There is a wide variety of treatments available for panic disorders, including various psychopharmacologically effective interventions and specific forms of psychotherapy. Psychotherapy for panic disorder is as important as pharmacological intervention. Several studies show that the combination of medication and psychotherapeutic treatment for panic disorder is more effective than either intervention alone.

Cognitive Behavioral Therapy (CBT) is widely accepted as the superior form of psychotherapy. CBT is designed to help people with panic disorder identify and decrease irrational thoughts and behaviors that reinforce panic symptoms.

Psychodynamic psychotherapy is another form of intervention that is rarely mentioned as an appropriate treatment for panic disorder. In fact, many therapists strongly reject the idea of ​​using psychodynamic techniques as an intervention to reduce symptoms associated with panic disorder.

What sets psychodynamic therapists apart from the rest is their ability to recognize an indisputable fact: Panic states can symptomatically appear identical even though they arise from a neurotic condition or of a manic depressive state.

Clinical research indicated that panic states of the neurotic type should be treated only with psychotherapy; and manic-depressive states must be treated with one of the many effective antidepressant drugs. Proper differential diagnosis is the superhighway to symptom reduction for all psychological disorders, including panic disorder.

Treatment of panic disorder with psychodynamic techniques

although studies have shown the efficacy of cognitive-behavioral and psychopharmacological treatments; many patients do not respond positively to these interventions or have had persistent or recurrent symptoms. Given the high costs and the recurrence of panic disorder, there is a need to explore treatment options.

Psychoanalytic techniques are commonly used to treat panic disorder, but have rarely been exposed to the rigor of scientific research procedures. Such a study would highlight and describe the psychoanalytic concepts involved in understanding panic disorder. While at the same time proposing a more “client-friendly” psychodynamic psychotherapy for panic disorder called panic focused psychodynamic psychotherapy.

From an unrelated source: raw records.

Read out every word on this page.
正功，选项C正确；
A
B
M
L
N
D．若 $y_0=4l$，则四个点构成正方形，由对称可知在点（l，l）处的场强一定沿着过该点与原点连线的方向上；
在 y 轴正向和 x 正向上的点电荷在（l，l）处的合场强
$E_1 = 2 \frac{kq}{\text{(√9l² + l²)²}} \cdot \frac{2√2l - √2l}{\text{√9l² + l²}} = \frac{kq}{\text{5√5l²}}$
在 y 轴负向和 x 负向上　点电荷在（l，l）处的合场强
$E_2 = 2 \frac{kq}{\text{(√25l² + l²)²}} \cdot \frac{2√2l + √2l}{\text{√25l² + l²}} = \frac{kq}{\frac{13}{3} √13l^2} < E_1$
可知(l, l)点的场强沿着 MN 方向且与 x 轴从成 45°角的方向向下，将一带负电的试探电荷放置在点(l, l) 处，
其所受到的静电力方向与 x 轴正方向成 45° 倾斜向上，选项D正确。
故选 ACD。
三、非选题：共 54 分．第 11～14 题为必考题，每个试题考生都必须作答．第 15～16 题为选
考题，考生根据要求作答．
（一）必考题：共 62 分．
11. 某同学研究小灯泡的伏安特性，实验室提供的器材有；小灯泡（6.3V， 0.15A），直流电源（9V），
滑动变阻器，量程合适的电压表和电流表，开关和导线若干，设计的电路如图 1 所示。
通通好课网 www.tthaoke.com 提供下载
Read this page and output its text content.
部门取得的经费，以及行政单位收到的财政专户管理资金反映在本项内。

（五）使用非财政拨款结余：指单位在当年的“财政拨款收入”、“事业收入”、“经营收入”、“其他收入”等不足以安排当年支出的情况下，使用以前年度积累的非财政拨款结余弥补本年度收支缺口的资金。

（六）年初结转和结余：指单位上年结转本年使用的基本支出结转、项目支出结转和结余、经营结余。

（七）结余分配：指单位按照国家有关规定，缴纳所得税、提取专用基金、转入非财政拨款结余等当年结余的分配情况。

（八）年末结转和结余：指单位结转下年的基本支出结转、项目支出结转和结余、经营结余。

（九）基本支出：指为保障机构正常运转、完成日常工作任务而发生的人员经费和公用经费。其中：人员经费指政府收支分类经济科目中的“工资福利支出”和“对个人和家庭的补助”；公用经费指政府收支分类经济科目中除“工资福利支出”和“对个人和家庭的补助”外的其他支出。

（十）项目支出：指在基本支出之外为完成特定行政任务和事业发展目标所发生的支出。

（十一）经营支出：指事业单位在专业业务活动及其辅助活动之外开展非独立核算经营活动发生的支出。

The potential benefit of this form of therapy is based on the belief that panic patients have a psychological vulnerability to panic disorder associated with personality disturbances, relationship problems, difficulties in tolerating and defining internal emotional experiences, and unconscious conflicts. about separation, anger and sexuality. Psychodynamic psychotherapy focuses more, but not exclusively, on these impairments than other therapies, including psychopharmacology, potentially reducing vulnerability to symptom recurrence.

unconscious emotions

According to psychoanalytic theory, panic symptoms are based, at least in part, on fantasies and unconscious affects. In fact, both clinical observation and research suggest that panic sufferers have special difficulties with angry feelings and fantasies, such as desires for revenge. These desires often pose a threat to important loved ones, especially those to whom we are closely attached; thus triggering a panic attack.

Patients are often unaware of the power of these affects and the vengeful fantasies that accompany them. Becoming aware of these negative aspects of mental life, making them conscious, and making them less threatening are important components of psychodynamic psychotherapy.

Conclusion

Since panic disorder continues to be a major health problem in the United States, it is important to continue to develop an effective approach to its treatment. Panic-focused psychodynamic psychotherapy will be a useful alternative or adjunct to the cognitive-behavioral approach and medication. Psychodynamic therapy addresses intrapsychic conflicts, defense mechanisms, and developmental issues that are unlikely to be addressed by other therapeutic methods.

The psychodynamic approach also addresses the psychological factors that lead to vulnerability to recurrence of the panic state or other difficulties related to a panic disorder. A full randomized controlled trial should shed more light on the effectiveness of panic-focused psychodynamic psychotherapy.